Дверь открыла стильная брюнетка в ярко-алом платье и, смерив полицейских недоверчивым взглядом, спросила:

— Что вам нужно?

— Детектив Истербрук, офицер Уитли, — они показали жетоны.

— И что?

— Вы Алисия Соррейс?

— Пока да.

— Нам нужно задать вам несколько вопросов.

— Проходите, только, пожалуйста, не долго. Вам очень повезло, что вы вообще меня застали. Я сегодня уезжаю, — она процокала каблучками к низенькому дивану в японском стиле и жестом пригласила полицейских сесть.

— Спасибо. Вам известно, где сейчас ваш муж? — детектив весьма неуклюже плюхнулся на диван и мысленно ужаснулся тому, как придётся вставать. Уитли был похудее, но тоже испытал изрядные неудобства. Ему пришлось либо вытягивать ноги в аккурат до дивана напротив, где на удивление элегантно сидела хозяйка, либо подтягивать колени к ушам. Он выбрал второе.

— Сейчас у меня нет мужа. Если вы о Соррейсе, то уже два месяца как он мне не муж. Официально!

— Я сожалею.

— А я нет. Это всё что вы хотели знать?

— Нет. Что вы можете сказать о своём бывшем муже?

— Что именно вас интересует? — неопределённые вопросы полицейских уже начинали её настораживать.

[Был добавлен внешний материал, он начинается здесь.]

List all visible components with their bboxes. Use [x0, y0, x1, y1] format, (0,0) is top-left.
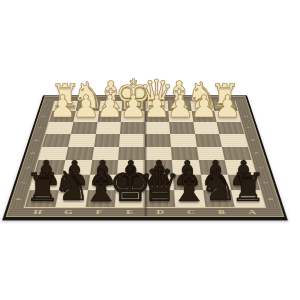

— Что он за человек? Где он живёт?

— Самый обыкновенный. А где он живёт, понятия не имею. По контракту квартира моя.

— Кто был инициатором развода?

— Зачем вам это знать? Зачем вы вообще пришли?

— Ответьте, пожалуйста.

— С такими, как я, не разводятся. Тем более такие, как Соррейс. Можете думать, что я стерва, и всё такое прочее.

— Это, какие — «такие»?

— Неудачники, увальни, тряпки. Продолжать?

— Не стоит, я понял. Чем мистер Соррейс занимался после увольнения из ФБР?

— Бизнесом. Кажется, занимался установкой сигнализаций и всяких подобных вещей.

— Как у него шли дела?

— Никак. Ему противопоказано заниматься бизнесом. Он разорился, чего и следовало ожидать.

— Почему его уволили из ФБР?

— А у него принципы взыграли! Он же у нас ещё и принципиальный! — в голосе невозмутимой Алисии прозвучало раздражение или даже отвращение.

— Объясните.

— Это лучше спросить у его коллег. Я почти ничего не знаю.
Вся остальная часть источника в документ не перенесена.